From a short piece I have in the current edition of Tu Ciudad magazine:
It's not often you get a cultural lesson from a piece of municipal property, but this actual manhole cover plainly conveys the essence of Los Angeles, day after day, politics and media games aside. The message, etched in steel, is not a call by Chicano nationalists for a reconquest of the American Southwest. It is simply a statement of fact.
How? History tells us that L.A.’s roots and soul were indeed made in Mexico, but so does the present. We're reminded in the way the city is laid out, along the former boundaries of old Californio ranchos. We're reminded in the flavors and sounds of the cultural landscape -- la comida, la vibra. In the faces of the people, who come in every shade of brown mismatched with black and white and yellow and red and everything in between.

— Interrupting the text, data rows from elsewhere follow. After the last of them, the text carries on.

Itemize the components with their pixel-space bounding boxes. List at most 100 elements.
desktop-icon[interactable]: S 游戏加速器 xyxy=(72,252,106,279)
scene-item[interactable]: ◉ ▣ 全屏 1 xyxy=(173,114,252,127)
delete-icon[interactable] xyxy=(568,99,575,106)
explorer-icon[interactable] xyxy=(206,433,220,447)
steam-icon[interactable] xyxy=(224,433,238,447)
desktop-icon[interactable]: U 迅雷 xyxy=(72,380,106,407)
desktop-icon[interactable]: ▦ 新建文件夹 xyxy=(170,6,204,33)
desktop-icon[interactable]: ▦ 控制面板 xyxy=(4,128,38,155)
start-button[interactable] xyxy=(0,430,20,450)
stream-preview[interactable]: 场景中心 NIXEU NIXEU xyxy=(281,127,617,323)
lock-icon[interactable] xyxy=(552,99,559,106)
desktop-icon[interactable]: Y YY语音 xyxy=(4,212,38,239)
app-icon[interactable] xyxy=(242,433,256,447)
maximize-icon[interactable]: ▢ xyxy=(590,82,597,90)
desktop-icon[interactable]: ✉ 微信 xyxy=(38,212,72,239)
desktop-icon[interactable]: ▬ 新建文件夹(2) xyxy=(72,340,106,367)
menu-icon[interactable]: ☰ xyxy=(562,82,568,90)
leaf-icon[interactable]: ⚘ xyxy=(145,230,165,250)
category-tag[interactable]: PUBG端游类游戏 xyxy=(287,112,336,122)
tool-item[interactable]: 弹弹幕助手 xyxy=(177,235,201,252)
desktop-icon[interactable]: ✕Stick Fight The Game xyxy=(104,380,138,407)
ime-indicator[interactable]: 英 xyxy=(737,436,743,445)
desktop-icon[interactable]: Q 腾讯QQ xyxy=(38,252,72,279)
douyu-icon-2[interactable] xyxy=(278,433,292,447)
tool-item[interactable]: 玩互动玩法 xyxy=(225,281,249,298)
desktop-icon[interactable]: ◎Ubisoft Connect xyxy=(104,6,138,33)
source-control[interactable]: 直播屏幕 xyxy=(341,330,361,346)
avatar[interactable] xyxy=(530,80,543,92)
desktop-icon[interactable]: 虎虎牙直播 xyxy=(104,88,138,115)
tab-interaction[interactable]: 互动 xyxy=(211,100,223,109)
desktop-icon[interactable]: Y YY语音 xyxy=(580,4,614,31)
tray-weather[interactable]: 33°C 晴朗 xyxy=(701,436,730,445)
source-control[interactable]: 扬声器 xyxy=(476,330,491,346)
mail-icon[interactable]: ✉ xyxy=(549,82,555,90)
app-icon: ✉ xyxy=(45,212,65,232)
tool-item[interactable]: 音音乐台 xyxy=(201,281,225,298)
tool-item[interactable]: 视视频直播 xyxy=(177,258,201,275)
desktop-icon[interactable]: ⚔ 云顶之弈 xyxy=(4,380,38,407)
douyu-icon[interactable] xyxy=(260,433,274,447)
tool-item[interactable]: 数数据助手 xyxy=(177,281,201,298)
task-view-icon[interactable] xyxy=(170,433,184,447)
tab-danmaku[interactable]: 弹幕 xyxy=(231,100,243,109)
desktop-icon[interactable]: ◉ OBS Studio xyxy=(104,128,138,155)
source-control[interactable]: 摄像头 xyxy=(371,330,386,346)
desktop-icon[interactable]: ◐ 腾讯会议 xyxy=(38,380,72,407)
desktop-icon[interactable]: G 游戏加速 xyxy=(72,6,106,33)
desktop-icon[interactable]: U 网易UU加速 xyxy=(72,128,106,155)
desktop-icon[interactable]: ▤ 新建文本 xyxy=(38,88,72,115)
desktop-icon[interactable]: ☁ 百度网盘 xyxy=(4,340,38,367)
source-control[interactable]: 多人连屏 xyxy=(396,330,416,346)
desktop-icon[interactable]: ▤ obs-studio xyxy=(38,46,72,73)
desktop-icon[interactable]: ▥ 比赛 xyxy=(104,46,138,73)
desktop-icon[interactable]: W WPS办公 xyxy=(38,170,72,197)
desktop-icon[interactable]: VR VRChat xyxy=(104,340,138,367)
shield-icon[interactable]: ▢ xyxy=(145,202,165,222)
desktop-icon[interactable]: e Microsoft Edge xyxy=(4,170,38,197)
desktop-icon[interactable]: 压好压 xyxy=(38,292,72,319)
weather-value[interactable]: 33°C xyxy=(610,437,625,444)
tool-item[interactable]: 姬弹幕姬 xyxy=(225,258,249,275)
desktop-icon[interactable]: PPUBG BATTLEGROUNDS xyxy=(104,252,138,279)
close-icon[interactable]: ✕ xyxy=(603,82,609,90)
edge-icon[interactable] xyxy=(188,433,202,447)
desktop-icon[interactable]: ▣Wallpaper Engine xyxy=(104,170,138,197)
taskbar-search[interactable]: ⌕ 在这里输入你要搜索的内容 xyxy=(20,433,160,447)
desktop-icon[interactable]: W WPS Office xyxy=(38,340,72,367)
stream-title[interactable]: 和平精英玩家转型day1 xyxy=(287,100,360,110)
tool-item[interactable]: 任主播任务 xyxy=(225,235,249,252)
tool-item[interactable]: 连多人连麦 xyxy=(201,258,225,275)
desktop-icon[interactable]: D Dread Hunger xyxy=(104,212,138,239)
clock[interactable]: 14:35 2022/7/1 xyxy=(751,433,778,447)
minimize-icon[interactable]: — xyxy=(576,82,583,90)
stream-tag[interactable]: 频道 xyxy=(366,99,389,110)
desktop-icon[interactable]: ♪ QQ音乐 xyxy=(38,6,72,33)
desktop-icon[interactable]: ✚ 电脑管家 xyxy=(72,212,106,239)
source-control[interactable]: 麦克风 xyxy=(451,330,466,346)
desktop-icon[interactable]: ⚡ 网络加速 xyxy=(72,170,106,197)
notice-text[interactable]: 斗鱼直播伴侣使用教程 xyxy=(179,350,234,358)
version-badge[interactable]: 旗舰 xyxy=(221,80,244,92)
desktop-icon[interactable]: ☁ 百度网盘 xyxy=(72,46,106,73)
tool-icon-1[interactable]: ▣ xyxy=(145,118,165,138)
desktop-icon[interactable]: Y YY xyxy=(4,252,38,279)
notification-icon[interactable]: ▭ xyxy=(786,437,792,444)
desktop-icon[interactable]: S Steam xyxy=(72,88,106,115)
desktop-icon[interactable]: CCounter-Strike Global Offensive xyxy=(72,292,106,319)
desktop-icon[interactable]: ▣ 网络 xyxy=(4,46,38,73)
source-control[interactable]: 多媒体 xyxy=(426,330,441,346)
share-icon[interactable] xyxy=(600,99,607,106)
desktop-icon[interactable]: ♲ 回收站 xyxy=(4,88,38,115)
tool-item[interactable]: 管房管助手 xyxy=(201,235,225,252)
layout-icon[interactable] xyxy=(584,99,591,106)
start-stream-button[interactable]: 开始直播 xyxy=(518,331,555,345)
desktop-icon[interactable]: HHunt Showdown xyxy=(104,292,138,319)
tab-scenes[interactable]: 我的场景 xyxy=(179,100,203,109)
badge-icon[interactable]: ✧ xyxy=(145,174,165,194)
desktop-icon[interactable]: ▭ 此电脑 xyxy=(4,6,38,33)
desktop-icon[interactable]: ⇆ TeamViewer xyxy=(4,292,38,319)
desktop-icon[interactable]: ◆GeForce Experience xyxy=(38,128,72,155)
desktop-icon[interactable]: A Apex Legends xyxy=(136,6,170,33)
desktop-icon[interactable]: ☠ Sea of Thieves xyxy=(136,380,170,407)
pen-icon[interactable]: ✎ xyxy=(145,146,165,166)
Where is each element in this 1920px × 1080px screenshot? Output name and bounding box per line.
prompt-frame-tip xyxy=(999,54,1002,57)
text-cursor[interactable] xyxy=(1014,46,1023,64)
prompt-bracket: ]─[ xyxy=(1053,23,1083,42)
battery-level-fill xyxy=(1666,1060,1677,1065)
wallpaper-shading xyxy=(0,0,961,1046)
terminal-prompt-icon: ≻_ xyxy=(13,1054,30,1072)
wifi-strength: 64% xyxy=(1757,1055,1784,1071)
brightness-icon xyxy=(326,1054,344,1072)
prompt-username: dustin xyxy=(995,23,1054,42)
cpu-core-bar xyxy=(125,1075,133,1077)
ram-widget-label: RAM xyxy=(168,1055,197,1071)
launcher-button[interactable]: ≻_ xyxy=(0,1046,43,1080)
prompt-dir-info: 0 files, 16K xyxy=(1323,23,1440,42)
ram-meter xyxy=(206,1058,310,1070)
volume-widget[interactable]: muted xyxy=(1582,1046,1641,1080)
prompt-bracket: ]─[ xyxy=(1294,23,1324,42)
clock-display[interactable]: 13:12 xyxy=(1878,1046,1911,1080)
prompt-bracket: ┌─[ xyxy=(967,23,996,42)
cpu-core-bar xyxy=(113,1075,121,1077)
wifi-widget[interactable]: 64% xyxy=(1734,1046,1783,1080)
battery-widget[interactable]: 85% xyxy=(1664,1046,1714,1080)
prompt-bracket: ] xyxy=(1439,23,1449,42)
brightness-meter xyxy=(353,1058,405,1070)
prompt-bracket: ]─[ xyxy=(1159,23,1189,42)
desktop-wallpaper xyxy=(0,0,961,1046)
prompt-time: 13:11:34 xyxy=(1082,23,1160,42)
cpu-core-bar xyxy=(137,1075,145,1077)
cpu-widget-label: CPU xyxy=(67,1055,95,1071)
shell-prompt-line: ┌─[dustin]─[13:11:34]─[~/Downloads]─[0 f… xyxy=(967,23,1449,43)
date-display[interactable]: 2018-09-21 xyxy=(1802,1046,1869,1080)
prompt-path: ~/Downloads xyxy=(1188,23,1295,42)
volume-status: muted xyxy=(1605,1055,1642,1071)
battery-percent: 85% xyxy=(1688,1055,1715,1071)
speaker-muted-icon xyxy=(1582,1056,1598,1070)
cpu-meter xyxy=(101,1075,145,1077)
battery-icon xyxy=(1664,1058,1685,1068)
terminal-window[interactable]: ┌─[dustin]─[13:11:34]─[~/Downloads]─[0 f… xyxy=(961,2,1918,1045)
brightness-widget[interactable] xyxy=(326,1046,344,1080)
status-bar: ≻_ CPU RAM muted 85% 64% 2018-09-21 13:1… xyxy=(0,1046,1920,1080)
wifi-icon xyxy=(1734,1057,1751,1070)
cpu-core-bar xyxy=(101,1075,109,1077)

Today, Glenn Beck, Lou Dobbs, Jim Gilchrist, and hordes of faceless lieutenants in the relentless hate-talk war against "illegals" too often cloud our historical perspective. In Los Angeles -- the undisputed capital of modern-day Alta California -- even our manhole covers are smarter than that.
This one has Homeland L.A. written all over it, and if you look back in those archives, for me it's all about the layering of L.A.'s mixed-race Mexican heritage with everything that's come before and after. It's what makes it so rich and unlike any other city in the world.
* Better late than never: I want to thank Oscar Garza, Dennis Romero, and the team at Tu Ciudad for including me in their 2007 "Hip Hot Now" issue. It was a really cool feature and photo session at the lake. And regarding that issue release event at Union Station: the magazine sure knows how to throw a party.